Search code examples
cssxhtmlms-worddreamweavercontent-management

What is the best way to get clean semantic XHTML from MS word documents?


Some days ago I received a rather lengthy and somewhat elaborate MS Word document, which I was asked to convert to HTML for uploading to a 3rd party’s website. My first instinct was to save the Word document as HTML and use Dreamweaver’s "Clean Up Word HTML" Command. But not only did I have to leave it running all night for Dreamweaver to finish "cleaning", but the results were far from desirable in my opinion. There were still a lot of left over inline styles, etc. that Dreamweaver just plain missed.

I approached it differently this morning and just selected the entire document in Word, copied it, and then pasted it into Dreamweaver’s Design window. Not only was it much, much faster, but the output code was much, much cleaner! I didn’t have to run the "Clean Up Word HTML" Command afterwords either.

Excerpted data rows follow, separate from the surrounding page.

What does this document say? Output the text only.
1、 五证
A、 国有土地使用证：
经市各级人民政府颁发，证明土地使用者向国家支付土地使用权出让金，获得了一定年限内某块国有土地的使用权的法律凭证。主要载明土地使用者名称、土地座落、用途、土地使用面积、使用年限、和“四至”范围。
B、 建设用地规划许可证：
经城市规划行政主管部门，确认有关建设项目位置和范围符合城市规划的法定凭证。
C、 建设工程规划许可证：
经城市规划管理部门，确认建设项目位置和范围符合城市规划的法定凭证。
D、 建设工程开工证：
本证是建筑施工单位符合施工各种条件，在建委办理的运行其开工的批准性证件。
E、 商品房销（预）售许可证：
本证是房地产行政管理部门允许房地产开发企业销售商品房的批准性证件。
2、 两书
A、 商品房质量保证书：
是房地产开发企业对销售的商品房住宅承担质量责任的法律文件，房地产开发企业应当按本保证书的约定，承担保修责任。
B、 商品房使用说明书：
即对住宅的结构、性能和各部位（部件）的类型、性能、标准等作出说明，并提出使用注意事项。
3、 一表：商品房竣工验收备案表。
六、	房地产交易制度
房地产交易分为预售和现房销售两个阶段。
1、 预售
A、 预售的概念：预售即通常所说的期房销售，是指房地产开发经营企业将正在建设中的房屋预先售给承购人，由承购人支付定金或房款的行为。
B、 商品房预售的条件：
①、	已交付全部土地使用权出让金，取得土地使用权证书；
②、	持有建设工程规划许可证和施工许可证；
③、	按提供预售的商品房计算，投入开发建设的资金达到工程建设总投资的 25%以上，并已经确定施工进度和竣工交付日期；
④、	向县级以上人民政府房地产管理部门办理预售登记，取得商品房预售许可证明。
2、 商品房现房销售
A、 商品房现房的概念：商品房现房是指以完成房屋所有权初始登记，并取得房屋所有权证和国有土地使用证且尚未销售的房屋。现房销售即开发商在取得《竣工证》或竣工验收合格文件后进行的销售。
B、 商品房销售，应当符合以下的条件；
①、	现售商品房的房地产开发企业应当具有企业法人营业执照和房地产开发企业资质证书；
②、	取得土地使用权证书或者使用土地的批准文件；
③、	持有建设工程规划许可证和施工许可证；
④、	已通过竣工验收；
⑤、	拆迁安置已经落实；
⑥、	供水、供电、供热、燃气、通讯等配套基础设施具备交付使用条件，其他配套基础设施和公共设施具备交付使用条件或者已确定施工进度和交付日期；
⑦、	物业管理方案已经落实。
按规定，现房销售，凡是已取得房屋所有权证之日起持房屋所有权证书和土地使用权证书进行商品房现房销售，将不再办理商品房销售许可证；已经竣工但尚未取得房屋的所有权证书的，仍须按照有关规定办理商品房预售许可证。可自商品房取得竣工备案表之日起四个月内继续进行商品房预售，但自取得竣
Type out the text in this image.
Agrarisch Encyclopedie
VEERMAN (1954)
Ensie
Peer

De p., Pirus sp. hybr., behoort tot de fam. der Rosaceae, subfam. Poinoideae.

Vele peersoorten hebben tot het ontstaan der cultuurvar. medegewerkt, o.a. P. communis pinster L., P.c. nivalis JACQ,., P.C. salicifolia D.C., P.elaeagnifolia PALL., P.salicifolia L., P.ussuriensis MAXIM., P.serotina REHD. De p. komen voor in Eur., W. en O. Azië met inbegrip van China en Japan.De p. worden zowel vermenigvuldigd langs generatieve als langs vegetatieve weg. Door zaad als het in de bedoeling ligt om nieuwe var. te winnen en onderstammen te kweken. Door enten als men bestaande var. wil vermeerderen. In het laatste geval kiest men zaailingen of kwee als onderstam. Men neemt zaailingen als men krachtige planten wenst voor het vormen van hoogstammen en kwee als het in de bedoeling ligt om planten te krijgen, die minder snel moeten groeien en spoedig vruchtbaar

Now I don't ever convert a Word File straight to HTML for standards reasons. Instead I cut and paste content between Word and Dreamweaver. Happily I can do the following.

  1. If a Word heading is in the Heading 1 Style, it will become an H1 in Dreamweaver (following the Dreamweaver stylesheet). Similarly Heading 2 becomes H2, Heading 3 becomes H3 and so forth.

    If the Word author wasn't that organized, you can use a shortcut like Control+1 (or Command+1) on a Mac to convert any line to an H1. Can you guess the shortcut for H2? Yes it's Control+2 or Command+2 on a Mac.

  2. Paragraphs now cut and paste as paragraphs (with the P tag). If you don't want an HTML paragraph right then, then use Control+0 (or Command+0 on a Mac) to remove it in Dreameaver.

  3. A new one I discovered is that some embedded images in Word may be transferred to your Dreamweaver site as "clip" images when you copy and paste from Word. So, if you have a Word file with embedded images, you may be able to extract them fairly quickly via Dreamweaver.

I also found this free tool useful http://www.textfixer.com/html/convert-word-to-html.php it works same like design view of dreamweaver, useful for people who doesn't have Dreamweaver.

but what code we will get is depends on how much properly formatted MS word document is?

WORD 2007 has also style like html?

Headings, tables, ordered and unordered lists, bold, italic , hyperlinks etc?

How to use word 2007 semantically?

  • To get maximum possible semantic html on save as html option

  • To get maximum possible clean code to Copy in dreamweaver design view ?

  • To get maximum possible clean code to place browser based WYSIWYG HTML
    Editor which comes with every CMS

Does any knows any tips, tricks, tutorial , article or advice to format MS WORD documents semantically?

Or any other best way than mine?


Solution

    • HTML Tidy has options for this: word-2000, bare and clean.

    • FCKEditor and similar try to clean up code pasted from Word.

    • There's (rather old now) demoroniser.

    However don't expect miracles. It's unlikely that Word document will have decent structure (it theoretically could, but no Word user bothers with this). These programs can't add semantic information if it's not there.

    As for semantic editing in Word – use styles. It supports headers properly (sadly not much else). You can check that in outline view.

    You don't need – and shouldn't use – spaces or line breaks for indentation or space adjustment. Word has ability to explicitly control paragraphs' padding.